Congenital heart block related to maternal autoantibodies: descriptive analysis of a series of 18 cases from a single center.

The objective of this study was to describe the clinical and immunological characteristics of maternal autoimmune-mediated fetal congenital heart block (CHB) in a cohort of pregnant women from an autoimmune disease pregnancy clinic. This is a retrospective observational study of all women presenting with CHB in our autoimmune disease pregnancy clinic from January 1997 to December 2014. In addition, perinatal outcome is also described. Fourteen patients accounting for 18 fetuses with CHB were identified. The median age was 32.5 years (range, 22-40). Seven (50 %) patients had Sjögren's syndrome, and the remaining seven were asymptomatic carriers of autoantibodies. All patients had anti-Ro/SSA antibodies, and 11/13 (85 %) had anti-La/SSB antibodies. The median gestational age at the time of CHB was 22 weeks (range 18-28). Complete third degree CHB was detected in 12 (67 %). Seven cases of CHB were treated with dexamethasone, two with ritodrine, and one with the association of dexamethasone, ritodrine, and terbutaline. In 9 (50 %) cases that presented with, or developed, very poor prognosis factors, such as a ventricular rate below 50-55 bpm and/or the presence of fetal hydrops, parents opted for the termination of pregnancy, after dedicated counseling.

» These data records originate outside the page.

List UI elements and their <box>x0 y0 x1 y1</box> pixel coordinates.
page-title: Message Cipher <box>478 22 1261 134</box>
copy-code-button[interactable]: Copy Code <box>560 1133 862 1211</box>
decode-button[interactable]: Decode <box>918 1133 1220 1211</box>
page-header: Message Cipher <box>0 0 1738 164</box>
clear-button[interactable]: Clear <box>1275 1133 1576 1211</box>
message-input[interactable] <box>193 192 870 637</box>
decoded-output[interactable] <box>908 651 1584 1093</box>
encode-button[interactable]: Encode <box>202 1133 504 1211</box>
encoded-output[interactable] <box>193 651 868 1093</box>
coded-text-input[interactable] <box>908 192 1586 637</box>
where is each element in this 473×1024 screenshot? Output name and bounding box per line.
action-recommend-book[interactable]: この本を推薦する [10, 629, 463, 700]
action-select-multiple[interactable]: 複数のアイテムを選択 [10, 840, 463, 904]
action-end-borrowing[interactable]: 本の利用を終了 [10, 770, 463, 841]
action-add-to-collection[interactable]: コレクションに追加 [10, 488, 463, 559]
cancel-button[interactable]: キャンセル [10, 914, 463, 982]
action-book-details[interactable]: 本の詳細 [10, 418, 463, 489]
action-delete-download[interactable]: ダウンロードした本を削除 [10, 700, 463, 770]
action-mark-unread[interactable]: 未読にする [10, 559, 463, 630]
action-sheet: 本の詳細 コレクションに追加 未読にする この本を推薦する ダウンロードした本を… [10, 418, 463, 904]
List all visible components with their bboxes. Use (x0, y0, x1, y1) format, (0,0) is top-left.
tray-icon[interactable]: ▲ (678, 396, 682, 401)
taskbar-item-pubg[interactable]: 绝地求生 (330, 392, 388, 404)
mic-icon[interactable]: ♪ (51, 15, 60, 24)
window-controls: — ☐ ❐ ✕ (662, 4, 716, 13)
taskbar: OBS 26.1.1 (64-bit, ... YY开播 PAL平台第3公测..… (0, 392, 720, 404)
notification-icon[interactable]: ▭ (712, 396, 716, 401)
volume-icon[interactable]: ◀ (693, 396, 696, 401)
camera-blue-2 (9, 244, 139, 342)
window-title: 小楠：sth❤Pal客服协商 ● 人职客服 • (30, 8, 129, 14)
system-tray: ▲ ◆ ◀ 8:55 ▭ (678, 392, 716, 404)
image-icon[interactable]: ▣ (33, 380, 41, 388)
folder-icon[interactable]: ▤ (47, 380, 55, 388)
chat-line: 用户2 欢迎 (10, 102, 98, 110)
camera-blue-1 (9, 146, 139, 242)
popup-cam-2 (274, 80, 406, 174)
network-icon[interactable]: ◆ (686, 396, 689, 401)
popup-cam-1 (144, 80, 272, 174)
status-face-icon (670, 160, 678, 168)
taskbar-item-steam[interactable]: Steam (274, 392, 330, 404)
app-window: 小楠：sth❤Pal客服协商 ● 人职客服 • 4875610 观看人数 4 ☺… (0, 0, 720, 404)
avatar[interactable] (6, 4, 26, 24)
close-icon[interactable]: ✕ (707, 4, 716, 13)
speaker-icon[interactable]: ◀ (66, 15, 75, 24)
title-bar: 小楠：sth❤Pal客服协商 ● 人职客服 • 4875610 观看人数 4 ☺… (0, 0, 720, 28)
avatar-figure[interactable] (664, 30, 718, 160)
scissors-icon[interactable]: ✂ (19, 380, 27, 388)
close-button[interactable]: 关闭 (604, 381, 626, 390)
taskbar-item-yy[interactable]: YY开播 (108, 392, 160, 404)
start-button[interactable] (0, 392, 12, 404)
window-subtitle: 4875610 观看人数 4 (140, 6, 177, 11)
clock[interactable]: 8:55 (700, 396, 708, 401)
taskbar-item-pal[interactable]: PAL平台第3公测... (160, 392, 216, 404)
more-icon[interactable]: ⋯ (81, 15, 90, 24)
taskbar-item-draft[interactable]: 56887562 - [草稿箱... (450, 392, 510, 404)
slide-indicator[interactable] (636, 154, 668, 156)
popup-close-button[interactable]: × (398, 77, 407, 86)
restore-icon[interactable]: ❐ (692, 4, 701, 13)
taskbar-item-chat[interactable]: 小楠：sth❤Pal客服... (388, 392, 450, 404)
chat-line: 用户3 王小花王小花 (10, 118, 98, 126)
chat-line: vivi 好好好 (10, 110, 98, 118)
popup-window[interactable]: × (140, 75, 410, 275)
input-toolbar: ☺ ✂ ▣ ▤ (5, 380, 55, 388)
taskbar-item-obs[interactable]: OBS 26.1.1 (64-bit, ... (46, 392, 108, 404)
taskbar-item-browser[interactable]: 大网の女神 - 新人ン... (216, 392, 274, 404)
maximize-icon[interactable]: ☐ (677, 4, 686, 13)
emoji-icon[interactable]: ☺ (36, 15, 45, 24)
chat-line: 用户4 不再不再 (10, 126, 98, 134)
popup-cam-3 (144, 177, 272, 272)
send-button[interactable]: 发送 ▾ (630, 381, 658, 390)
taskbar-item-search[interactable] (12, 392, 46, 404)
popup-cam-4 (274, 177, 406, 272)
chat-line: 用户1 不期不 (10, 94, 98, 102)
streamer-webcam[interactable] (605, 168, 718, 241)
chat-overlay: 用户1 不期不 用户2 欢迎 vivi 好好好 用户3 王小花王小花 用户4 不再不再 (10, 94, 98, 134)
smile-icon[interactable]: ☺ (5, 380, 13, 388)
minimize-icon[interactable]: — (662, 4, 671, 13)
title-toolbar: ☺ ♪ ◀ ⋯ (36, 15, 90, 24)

Finally, there were nine newborns (seven males [78 %]) with median age at delivery of 37 weeks (range, 32-39). A definitive epicardial pacemaker was placed in six newborns, four of them within 2 weeks of life. CHB is a severe complication related to maternal anti-Ro/SSA and anti-La/SSB antibodies. Our results confirm previous data showing that therapy is ineffective, and most of the surviving patients will require neonatal pacemaker.